Die Arbeitsgruppe Numerische Simulation betreibt am Fachgebiet einen Rechencluster zur Durchführung numerischer Berechnungen. Die insgesamt zur Verfügung stehende Rechenkapazität beträgt:

● 300+ Rechenkerne

● 2+ TB Arbeitsspeicher

Der Cluster ist modular aufgebaut und erlaubt somit die Einrichtung getrennter Bereiche zur Bearbeitung verschiedener Projekte. Des Weiteren besteht ein Zugang zum Lichtenberg-Hochleistungsrechner der TU Darmstadt.

Für Simulationen zur Durchführung der Forschungsvorhaben und der Lehrveranstaltungen am Fachgebiet werden die folgenden Programme eingesetzt:

● CFD/FEM Programmsystem ANSYS

● Vernetzungssoftware CENTAUR

● PRECIS-UNS (in Kooperation mit Rolls-Royce)

Einfluss von Brennkammer Instationaritäten

Neuartige, emissionsarme Brennkammertechnologien zeichnen sich durch starken Drall, Temperaturungleichförmigkeiten und hohe Turbulenzgrade am Austritt aus. Diese Strömungsphänomene belasten die stromabwärts gelegene Hochdruckturbine thermisch wie mechanisch extrem und beeinflussen Wirkungsgrad sowie Lebensdauer negativ.

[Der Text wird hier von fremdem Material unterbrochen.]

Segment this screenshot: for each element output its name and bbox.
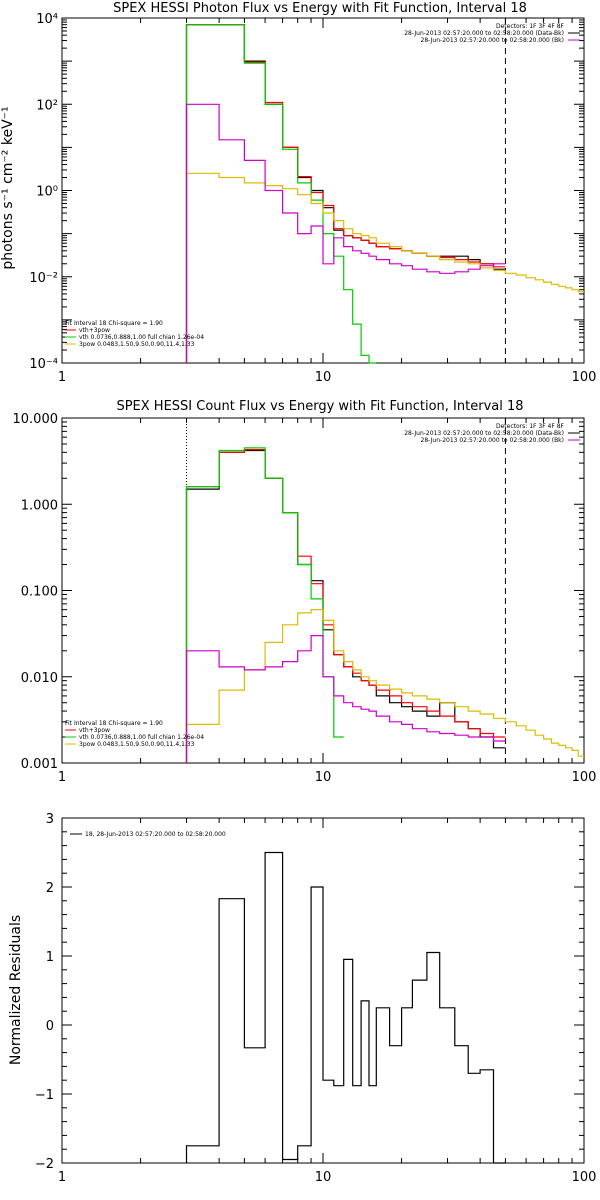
series-line [185, 172, 584, 363]
x-tick-label: 10 [315, 1170, 332, 1185]
legend-entry: 28-Jun-2013 02:57:20.000 to 02:58:20.000… [404, 30, 564, 37]
legend-entry: vth 0.0736,0.888,1.00 full chian 1.26e-0… [79, 734, 204, 741]
series-line [185, 447, 344, 763]
series-line [185, 851, 506, 1164]
legend-entry: Detectors: 1F 3F 4F 8F [496, 423, 565, 430]
legend-entry: 28-Jun-2013 02:57:20.000 to 02:58:20.000… [421, 437, 564, 444]
legend-entry: 28-Jun-2013 02:57:20.000 to 02:58:20.000… [421, 37, 564, 44]
legend-entry: vth+3pow [79, 727, 110, 734]
x-tick-label: 100 [572, 1170, 597, 1185]
y-tick-label: 1 [46, 950, 54, 965]
photon-flux-panel: SPEX HESSI Photon Flux vs Energy with Fi… [0, 1, 596, 385]
series-line [185, 24, 506, 363]
panel1-ylabel: photons s⁻¹ cm⁻² keV⁻¹ [0, 106, 16, 269]
series-line [185, 609, 584, 763]
y-tick-label: 10² [36, 98, 58, 113]
legend-entry: 28-Jun-2013 02:57:20.000 to 02:58:20.000… [404, 430, 564, 437]
residuals-panel: Normalized Residuals 1 10 100 −2 −1 0 1 2 3 18, 2… [8, 812, 596, 1185]
y-tick-label: 10.000 [13, 412, 59, 427]
legend-entry: Fit Interval 18 Chi-square = 1.90 [65, 720, 163, 727]
y-tick-label: −2 [35, 1157, 54, 1172]
y-tick-label: 3 [46, 812, 54, 827]
y-tick-label: 0.010 [21, 671, 58, 686]
panel2-title: SPEX HESSI Count Flux vs Energy with Fit… [116, 399, 523, 414]
y-tick-label: 2 [46, 881, 54, 896]
legend-entry: vth+3pow [79, 327, 110, 334]
panel3-ylabel: Normalized Residuals [8, 915, 24, 1065]
panel1-title: SPEX HESSI Photon Flux vs Energy with Fi… [113, 1, 527, 16]
y-tick-label: 0.001 [21, 757, 58, 772]
x-tick-label: 100 [572, 370, 597, 385]
series-line [185, 24, 377, 364]
x-tick-label: 10 [315, 770, 332, 785]
y-tick-label: −1 [35, 1088, 54, 1103]
x-tick-label: 100 [572, 770, 597, 785]
y-tick-label: 0.100 [21, 585, 58, 600]
y-tick-label: 10⁴ [36, 12, 58, 27]
series-line [185, 635, 506, 763]
y-tick-label: 10⁻² [29, 271, 58, 286]
series-line [185, 449, 506, 763]
legend-entry: vth 0.0736,0.888,1.00 full chian 1.26e-0… [79, 334, 204, 341]
count-flux-panel: SPEX HESSI Count Flux vs Energy with Fit… [13, 399, 597, 785]
x-tick-label: 1 [58, 770, 66, 785]
legend-entry: 18, 28-Jun-2013 02:57:20.000 to 02:58:20… [85, 831, 226, 838]
series-line [185, 103, 506, 363]
x-tick-label: 1 [58, 1170, 66, 1185]
x-tick-label: 1 [58, 370, 66, 385]
x-tick-label: 10 [315, 370, 332, 385]
series-line [185, 24, 506, 363]
legend-entry: 3pow 0.0483,1.50,9.50,0.90,11.4,1.33 [79, 341, 195, 348]
y-tick-label: 10⁻⁴ [29, 357, 58, 372]
y-tick-label: 10⁰ [36, 185, 58, 200]
series-line [185, 449, 506, 763]
legend-entry: Detectors: 1F 3F 4F 8F [496, 23, 565, 30]
y-tick-label: 0 [46, 1019, 54, 1034]
y-tick-label: 1.000 [21, 498, 58, 513]
legend-entry: Fit Interval 18 Chi-square = 1.90 [65, 320, 163, 327]
legend-entry: 3pow 0.0483,1.50,9.50,0.90,11.4,1.33 [79, 741, 195, 748]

Um diese komplexen Interaktionsmechanismen zu verstehen, reicht eine rein stationäre Betrachtung nicht aus. Im Rahmen dieses Projekts werden daher instationäre, skalenauflösende Simulationen durchgeführt. Durch das Aufprägen zeitlich variierender Randbedingungen an der Brennkammer-Turbine-Schnittstelle werden die hochfrequenten Druck-, Temperatur- und Geschwindigkeitsschwankungen erstmals realitätsgetreu abgebildet.

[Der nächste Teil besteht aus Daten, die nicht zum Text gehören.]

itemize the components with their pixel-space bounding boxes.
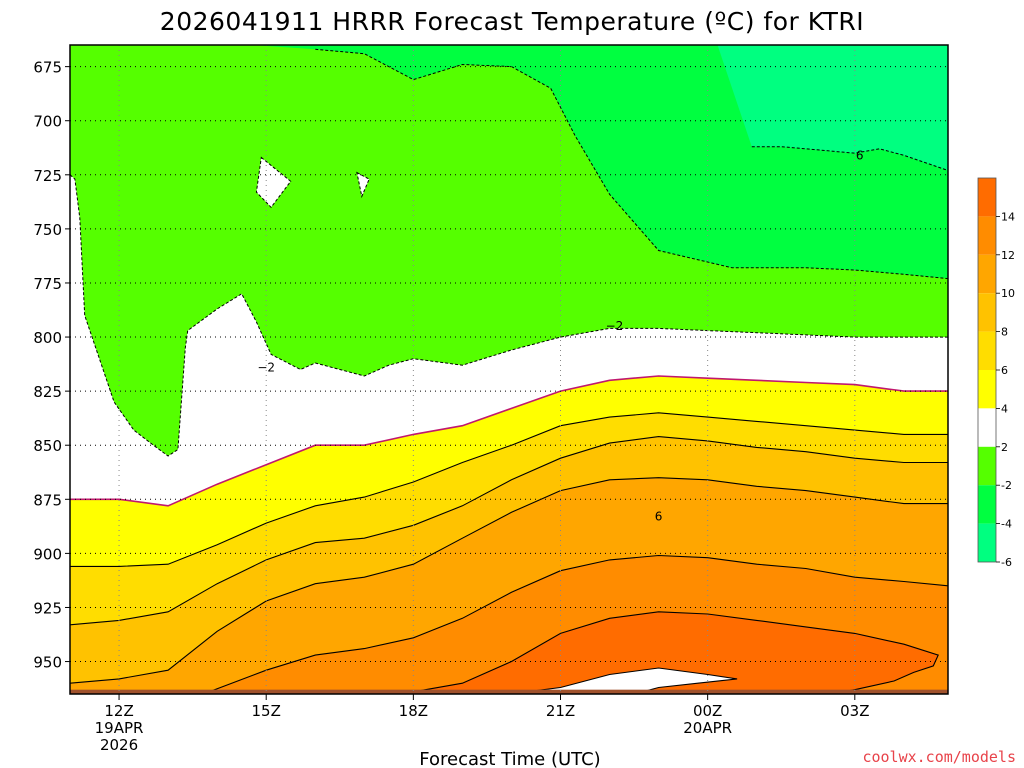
colorbar-label-2: 10 (1001, 287, 1015, 300)
contour--4 (315, 48, 948, 280)
warm-band-14 (491, 668, 738, 694)
y-tick-label-0: 675 (33, 59, 62, 77)
chart-title: 2026041911 HRRR Forecast Temperature (ºC… (160, 7, 864, 36)
y-tick-label-10: 925 (33, 599, 62, 617)
colorbar-bin-5 (978, 370, 996, 409)
contour-14 (504, 667, 738, 694)
colorbar-bin-0 (978, 178, 996, 217)
contour-label-1: −2 (606, 319, 624, 333)
y-tick-label-5: 800 (33, 329, 62, 347)
cold-band--6 (70, 45, 948, 171)
colorbar-bin-1 (978, 216, 996, 255)
y-tick-label-11: 950 (33, 654, 62, 672)
x-tick-label-3-0: 21Z (546, 702, 575, 720)
contour-minus2 (70, 174, 948, 457)
contour-label-2: −2 (257, 360, 275, 374)
y-tick-label-7: 850 (33, 437, 62, 455)
contour-10 (201, 554, 948, 694)
colorbar-bin-3 (978, 293, 996, 332)
contour-6 (70, 436, 948, 626)
x-tick-label-4-1: 20APR (683, 719, 732, 737)
colorbar-label-8: -4 (1001, 518, 1012, 531)
cold-hole-1 (356, 171, 370, 199)
y-tick-label-3: 750 (33, 221, 62, 239)
x-tick-label-4-0: 00Z (693, 702, 722, 720)
contour-8 (70, 477, 948, 684)
x-tick-label-0-1: 19APR (95, 719, 144, 737)
colorbar-label-1: 12 (1001, 249, 1015, 262)
axes: 67570072575077580082585087590092595012Z1… (33, 44, 949, 754)
colorbar-label-7: -2 (1001, 479, 1012, 492)
colorbar-bin-2 (978, 254, 996, 294)
x-tick-label-0-2: 2026 (100, 736, 138, 754)
y-tick-label-6: 825 (33, 383, 62, 401)
colorbar-label-6: 2 (1001, 441, 1008, 454)
contour-label-3: 6 (655, 510, 663, 524)
ground-band (70, 689, 948, 694)
cold-band--4 (70, 45, 948, 279)
x-axis-label: Forecast Time (UTC) (419, 749, 600, 768)
cold-hole-0 (255, 156, 292, 209)
colorbar-label-0: 14 (1001, 210, 1015, 223)
warm-band-12 (266, 611, 939, 694)
colorbar-label-4: 6 (1001, 364, 1008, 377)
colorbar-bin-4 (978, 331, 996, 370)
colorbar-label-5: 4 (1001, 402, 1008, 415)
y-tick-label-4: 775 (33, 275, 62, 293)
colorbar-bin-7 (978, 446, 996, 486)
colorbar-bin-6 (978, 408, 996, 447)
colorbar-bin-8 (978, 485, 996, 524)
plot-frame (69, 44, 949, 695)
contour-12 (366, 611, 939, 694)
x-tick-label-1-0: 15Z (252, 702, 281, 720)
x-tick-label-5-0: 03Z (840, 702, 869, 720)
x-tick-label-0-0: 12Z (104, 702, 133, 720)
contour-label-0: 6 (856, 148, 864, 162)
colorbar-label-3: 8 (1001, 326, 1008, 339)
plot-content: 6 −2 −2 6 (70, 45, 948, 694)
plot-area: 6 −2 −2 6 (70, 45, 948, 694)
x-tick-label-2-0: 18Z (399, 702, 428, 720)
contour-2 (70, 375, 948, 507)
colorbar-label-9: -6 (1001, 556, 1012, 569)
y-tick-label-1: 700 (33, 113, 62, 131)
y-tick-label-9: 900 (33, 545, 62, 563)
contour-4 (70, 412, 948, 567)
colorbar-bin-9 (978, 523, 996, 562)
colorbar: 14 12 10 8 6 4 2 -2 -4 -6 (977, 177, 1015, 569)
y-tick-label-8: 875 (33, 491, 62, 509)
credit-text: coolwx.com/models (862, 748, 1016, 766)
y-tick-label-2: 725 (33, 167, 62, 185)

Forschungsvorhaben: Luftfahrtforschungsprogramm 5 (LuFo 5) Tranche 3, Luftfahrtforschungsprogramm 6 (LuFo 6) Tranche 2

Verbesserte Wärmeübergangsvorhersage durch Machine Learning Methoden

Die Steigerung des thermischen Wirkungsgrades moderner Triebwerke führt zu immer höheren Turbineneintrittstemperaturen. Um die daraus resultierende extreme thermische Belastung zu beherrschen, ist eine hocheffiziente Kühlung der Turbinenschaufeln essenziell. Klassische RANS-Turbulenzmodelle stoßen bei der Vorhersage des komplexen Wärmeübergangs gekühlter Schaufeln jedoch an ihre Grenzen. In diesem Forschungsvorhaben werden datengestützte Machine-Learning-Methoden auf Basis hochgenauer LES-Simulationen trainiert, um die Vorhersagegenauigkeit von RANS-Modellen signifikant zu verbessern. Das Ziel ist eine schnelle, numerische Methode, die bereits in frühen Entwicklungsphasen die Gestaltung robusterer und effizienterer Kühlungsdesigns erlaubt.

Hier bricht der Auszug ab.